Análise de preço da ação

Leitura de valuation cruzando preço de mercado, proventos e fundamentos auditáveis.

descontada com risco
P/L 3,8x
EV/EBITDA 5,8x
P/VP 0,8x
Dividend yield 12m 12,78%
Data da análise 12/06/2026

Desconto real, mas com ressalva no caixa

Com valor de mercado de R$9,13 bi e cotação de R$21,36, próxima da mínima de 52 semanas (R$19,76), a Cyrela é negociada com múltiplos comprimidos: P/L de 3,8x, EV/EBITDA de 5,8x e P/VP de 0,8x, abaixo do valor patrimonial. O histórico anual 2021–2025 reforça a leitura de desconto, com receita que saltou para R$9,42 bi, margem bruta estável em torno de 32,6%, lucro líquido de R$2,40 bi e dividend yield estimado em 12,8%. Em termos de resultado contábil e escala, a operação aparece descontada frente aos fundamentos.

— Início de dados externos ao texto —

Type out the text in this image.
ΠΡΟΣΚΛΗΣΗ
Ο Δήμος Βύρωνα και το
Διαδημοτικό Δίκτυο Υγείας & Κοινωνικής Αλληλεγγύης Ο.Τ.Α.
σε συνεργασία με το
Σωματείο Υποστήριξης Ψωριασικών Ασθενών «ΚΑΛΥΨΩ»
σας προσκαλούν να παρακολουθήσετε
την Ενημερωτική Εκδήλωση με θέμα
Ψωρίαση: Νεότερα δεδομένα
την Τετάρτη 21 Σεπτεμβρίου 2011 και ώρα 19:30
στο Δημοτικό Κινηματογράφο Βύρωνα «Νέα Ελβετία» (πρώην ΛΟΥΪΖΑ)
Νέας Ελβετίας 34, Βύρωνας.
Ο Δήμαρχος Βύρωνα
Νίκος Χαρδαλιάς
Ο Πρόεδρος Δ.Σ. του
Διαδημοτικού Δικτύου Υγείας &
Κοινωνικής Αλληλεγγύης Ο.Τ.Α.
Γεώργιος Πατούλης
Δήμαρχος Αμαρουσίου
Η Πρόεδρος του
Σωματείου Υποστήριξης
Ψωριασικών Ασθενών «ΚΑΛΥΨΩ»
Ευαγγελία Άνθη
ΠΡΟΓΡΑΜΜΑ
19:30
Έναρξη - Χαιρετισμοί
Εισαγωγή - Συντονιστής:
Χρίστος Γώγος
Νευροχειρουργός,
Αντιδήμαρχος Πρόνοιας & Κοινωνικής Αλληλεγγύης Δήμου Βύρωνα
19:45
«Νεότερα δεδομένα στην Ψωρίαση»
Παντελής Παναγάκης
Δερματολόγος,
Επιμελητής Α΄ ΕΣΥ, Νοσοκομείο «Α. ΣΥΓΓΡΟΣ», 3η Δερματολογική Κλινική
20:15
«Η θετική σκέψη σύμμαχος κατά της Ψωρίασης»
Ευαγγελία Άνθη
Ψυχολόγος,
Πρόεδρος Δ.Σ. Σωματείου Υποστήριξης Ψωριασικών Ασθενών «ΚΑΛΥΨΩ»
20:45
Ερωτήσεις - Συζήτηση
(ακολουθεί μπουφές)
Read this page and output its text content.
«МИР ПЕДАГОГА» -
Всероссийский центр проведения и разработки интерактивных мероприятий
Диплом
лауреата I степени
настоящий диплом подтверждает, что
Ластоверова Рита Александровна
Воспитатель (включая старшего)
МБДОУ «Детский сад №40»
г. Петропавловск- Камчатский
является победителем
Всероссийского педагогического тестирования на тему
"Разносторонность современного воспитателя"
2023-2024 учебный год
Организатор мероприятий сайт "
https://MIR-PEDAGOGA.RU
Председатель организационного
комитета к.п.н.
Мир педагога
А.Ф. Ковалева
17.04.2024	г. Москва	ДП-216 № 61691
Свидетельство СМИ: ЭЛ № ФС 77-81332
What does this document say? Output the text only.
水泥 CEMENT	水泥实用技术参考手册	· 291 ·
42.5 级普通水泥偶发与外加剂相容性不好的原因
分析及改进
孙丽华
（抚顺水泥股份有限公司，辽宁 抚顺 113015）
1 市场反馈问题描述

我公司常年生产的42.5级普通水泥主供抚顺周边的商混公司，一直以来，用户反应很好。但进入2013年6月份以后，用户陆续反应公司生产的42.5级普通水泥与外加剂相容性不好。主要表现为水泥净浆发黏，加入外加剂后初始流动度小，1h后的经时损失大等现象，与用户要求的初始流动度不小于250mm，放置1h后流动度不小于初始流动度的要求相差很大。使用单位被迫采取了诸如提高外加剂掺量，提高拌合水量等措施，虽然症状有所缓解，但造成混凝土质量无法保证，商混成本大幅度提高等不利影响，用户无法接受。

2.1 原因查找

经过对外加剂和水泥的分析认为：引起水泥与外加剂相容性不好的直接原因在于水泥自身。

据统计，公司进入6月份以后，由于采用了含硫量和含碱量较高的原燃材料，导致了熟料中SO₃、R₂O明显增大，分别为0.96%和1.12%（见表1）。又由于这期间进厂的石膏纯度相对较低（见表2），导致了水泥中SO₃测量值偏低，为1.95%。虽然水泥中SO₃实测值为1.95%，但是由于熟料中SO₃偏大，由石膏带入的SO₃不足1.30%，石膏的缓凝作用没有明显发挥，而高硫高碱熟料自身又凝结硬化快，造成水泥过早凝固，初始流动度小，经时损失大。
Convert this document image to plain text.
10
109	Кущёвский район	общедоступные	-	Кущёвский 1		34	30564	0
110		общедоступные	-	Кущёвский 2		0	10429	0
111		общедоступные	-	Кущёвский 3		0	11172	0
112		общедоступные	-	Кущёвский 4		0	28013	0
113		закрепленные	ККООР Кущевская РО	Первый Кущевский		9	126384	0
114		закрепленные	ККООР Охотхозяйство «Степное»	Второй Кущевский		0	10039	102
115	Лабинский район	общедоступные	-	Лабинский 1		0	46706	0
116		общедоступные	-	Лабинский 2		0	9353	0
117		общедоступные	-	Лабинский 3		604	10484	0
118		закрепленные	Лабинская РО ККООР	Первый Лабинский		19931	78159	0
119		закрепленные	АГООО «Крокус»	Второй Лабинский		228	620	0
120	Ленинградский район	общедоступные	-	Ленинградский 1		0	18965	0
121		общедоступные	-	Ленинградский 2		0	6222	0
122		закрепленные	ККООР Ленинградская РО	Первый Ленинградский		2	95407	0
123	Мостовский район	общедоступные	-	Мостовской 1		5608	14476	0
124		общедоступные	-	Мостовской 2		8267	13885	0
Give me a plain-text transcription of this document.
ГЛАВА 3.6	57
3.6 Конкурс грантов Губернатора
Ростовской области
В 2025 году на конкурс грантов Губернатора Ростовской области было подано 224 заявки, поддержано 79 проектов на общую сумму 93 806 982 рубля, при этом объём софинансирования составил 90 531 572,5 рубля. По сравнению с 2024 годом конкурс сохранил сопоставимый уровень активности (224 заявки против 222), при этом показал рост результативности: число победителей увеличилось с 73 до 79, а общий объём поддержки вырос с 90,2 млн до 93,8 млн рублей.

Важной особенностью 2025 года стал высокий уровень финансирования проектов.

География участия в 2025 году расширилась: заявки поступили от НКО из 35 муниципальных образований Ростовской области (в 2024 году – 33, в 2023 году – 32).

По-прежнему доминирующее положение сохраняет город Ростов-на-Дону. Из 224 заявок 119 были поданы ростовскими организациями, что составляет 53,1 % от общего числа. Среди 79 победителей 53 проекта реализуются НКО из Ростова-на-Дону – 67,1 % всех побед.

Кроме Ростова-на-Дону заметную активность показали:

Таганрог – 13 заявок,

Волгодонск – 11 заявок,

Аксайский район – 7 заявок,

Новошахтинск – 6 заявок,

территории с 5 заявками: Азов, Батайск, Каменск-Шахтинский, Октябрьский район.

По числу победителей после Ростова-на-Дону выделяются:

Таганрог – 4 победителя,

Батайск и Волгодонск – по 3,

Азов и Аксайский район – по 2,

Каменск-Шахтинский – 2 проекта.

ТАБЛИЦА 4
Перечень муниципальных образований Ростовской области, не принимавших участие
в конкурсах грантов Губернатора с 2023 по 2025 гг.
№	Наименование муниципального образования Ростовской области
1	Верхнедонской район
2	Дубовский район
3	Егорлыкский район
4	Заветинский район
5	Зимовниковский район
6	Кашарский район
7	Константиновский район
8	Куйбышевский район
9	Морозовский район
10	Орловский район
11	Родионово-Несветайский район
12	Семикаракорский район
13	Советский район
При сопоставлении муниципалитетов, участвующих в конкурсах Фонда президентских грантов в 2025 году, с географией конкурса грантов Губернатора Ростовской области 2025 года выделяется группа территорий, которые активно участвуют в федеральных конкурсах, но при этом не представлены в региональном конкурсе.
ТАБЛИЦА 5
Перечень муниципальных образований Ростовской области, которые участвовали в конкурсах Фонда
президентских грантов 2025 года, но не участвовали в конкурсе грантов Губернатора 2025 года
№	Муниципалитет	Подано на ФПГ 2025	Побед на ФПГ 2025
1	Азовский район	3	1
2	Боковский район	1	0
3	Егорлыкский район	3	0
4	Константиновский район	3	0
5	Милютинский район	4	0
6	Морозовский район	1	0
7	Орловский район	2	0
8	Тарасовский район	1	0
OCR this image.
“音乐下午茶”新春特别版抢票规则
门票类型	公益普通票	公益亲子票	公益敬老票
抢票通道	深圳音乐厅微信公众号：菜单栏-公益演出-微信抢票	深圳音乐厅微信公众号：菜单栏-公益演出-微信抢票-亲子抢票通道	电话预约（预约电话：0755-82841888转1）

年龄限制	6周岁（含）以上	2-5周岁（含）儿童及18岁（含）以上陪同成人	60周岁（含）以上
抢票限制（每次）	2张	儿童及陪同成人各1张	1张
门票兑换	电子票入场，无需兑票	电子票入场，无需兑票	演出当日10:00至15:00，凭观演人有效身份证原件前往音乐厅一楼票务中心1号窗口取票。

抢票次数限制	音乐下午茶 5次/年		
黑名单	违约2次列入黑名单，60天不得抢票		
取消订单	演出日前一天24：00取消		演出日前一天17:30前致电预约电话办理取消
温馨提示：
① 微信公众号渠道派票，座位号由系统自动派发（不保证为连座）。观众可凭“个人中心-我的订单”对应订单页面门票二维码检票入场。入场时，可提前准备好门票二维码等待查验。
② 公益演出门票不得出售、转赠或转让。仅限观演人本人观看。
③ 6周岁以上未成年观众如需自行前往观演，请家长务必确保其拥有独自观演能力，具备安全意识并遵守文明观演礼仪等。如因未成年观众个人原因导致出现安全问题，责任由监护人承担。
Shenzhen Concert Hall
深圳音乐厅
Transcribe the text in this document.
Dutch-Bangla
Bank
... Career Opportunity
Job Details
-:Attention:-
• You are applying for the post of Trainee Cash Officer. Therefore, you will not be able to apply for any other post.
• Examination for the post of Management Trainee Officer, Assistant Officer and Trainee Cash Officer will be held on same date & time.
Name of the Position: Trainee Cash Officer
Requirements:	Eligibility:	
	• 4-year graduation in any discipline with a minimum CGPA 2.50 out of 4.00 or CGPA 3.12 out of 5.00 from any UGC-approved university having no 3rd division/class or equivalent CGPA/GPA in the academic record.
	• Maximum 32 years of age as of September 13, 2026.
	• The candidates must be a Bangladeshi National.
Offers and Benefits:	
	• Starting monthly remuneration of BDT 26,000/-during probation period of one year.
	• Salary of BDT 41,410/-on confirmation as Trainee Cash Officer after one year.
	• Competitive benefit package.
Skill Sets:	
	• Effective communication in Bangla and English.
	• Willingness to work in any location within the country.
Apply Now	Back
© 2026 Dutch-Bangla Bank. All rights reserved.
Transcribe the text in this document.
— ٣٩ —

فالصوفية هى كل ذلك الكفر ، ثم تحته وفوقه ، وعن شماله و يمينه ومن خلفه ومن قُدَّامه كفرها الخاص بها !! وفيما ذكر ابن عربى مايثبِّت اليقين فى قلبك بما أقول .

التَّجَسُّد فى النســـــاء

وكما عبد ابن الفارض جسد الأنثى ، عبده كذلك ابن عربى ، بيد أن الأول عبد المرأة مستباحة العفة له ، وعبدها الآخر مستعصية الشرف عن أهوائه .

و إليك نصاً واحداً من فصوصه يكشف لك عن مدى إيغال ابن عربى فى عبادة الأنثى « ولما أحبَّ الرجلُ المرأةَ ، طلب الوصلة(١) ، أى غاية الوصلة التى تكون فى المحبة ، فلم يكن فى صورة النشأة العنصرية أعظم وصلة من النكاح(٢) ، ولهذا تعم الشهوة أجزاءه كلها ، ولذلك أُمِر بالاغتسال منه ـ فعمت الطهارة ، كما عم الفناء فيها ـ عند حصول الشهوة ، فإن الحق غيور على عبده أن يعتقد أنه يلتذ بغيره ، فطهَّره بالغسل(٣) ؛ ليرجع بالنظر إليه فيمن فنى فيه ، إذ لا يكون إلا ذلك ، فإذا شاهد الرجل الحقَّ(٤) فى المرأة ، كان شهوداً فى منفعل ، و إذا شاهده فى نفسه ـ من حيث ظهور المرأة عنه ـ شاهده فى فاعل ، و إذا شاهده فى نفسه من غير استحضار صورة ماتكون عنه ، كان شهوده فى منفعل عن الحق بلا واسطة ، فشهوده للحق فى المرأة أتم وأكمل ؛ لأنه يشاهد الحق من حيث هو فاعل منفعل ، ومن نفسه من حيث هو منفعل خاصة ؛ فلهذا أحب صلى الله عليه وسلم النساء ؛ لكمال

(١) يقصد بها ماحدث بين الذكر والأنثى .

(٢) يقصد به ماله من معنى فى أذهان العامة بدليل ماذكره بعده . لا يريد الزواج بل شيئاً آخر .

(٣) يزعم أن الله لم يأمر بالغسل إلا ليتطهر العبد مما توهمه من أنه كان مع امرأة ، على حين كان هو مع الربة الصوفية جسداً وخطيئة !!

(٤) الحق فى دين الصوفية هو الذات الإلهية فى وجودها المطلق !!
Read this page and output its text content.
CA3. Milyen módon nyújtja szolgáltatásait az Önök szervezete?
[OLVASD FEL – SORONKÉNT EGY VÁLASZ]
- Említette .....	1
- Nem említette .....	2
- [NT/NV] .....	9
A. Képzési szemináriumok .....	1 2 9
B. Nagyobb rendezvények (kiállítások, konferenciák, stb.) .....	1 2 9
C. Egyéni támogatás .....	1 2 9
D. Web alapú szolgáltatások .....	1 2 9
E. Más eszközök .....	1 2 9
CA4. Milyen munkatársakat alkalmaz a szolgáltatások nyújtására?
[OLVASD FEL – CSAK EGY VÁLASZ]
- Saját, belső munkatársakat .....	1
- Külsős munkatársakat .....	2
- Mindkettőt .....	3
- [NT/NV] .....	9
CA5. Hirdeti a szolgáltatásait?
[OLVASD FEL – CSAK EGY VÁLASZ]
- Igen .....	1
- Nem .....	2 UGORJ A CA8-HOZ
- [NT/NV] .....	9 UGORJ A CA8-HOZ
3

A ressalva, porém, é material e impede uma leitura limpa. O caixa operacional consolidado voltou a ser negativo em 2025 (R$358,4 mi) e seguiu negativo no 1T26 (R$109,6 mi), mesmo com lucro elevado, mostrando conversão de lucro em caixa ainda instável. A dívida bruta subiu para cerca de R$8,79 bi, as despesas financeiras e os juros pagos aumentaram, e no 1T26 o lucro líquido recuou frente ao 1T25. Recebíveis e estoques continuam consumindo capital, e o caixa caiu no trimestre. O desconto é real, mas depende de melhora na geração de caixa e no controle da alavancagem para se confirmar, o que justifica o sinal amarelo.

Indicadores principais

Receita líquida R$ 2.025.033
EBITDA R$ 412.550
Lucro líquido R$ 360.059
Dívida líquida R$ 4.898.844
Margem líquida 17,78%
FCO R$ -109.572

Cyrela teve receita em alta no início de 2026, mas o lucro caiu sob pressão financeira. Analistas sugerem cautela com a conversão em caixa e dívida.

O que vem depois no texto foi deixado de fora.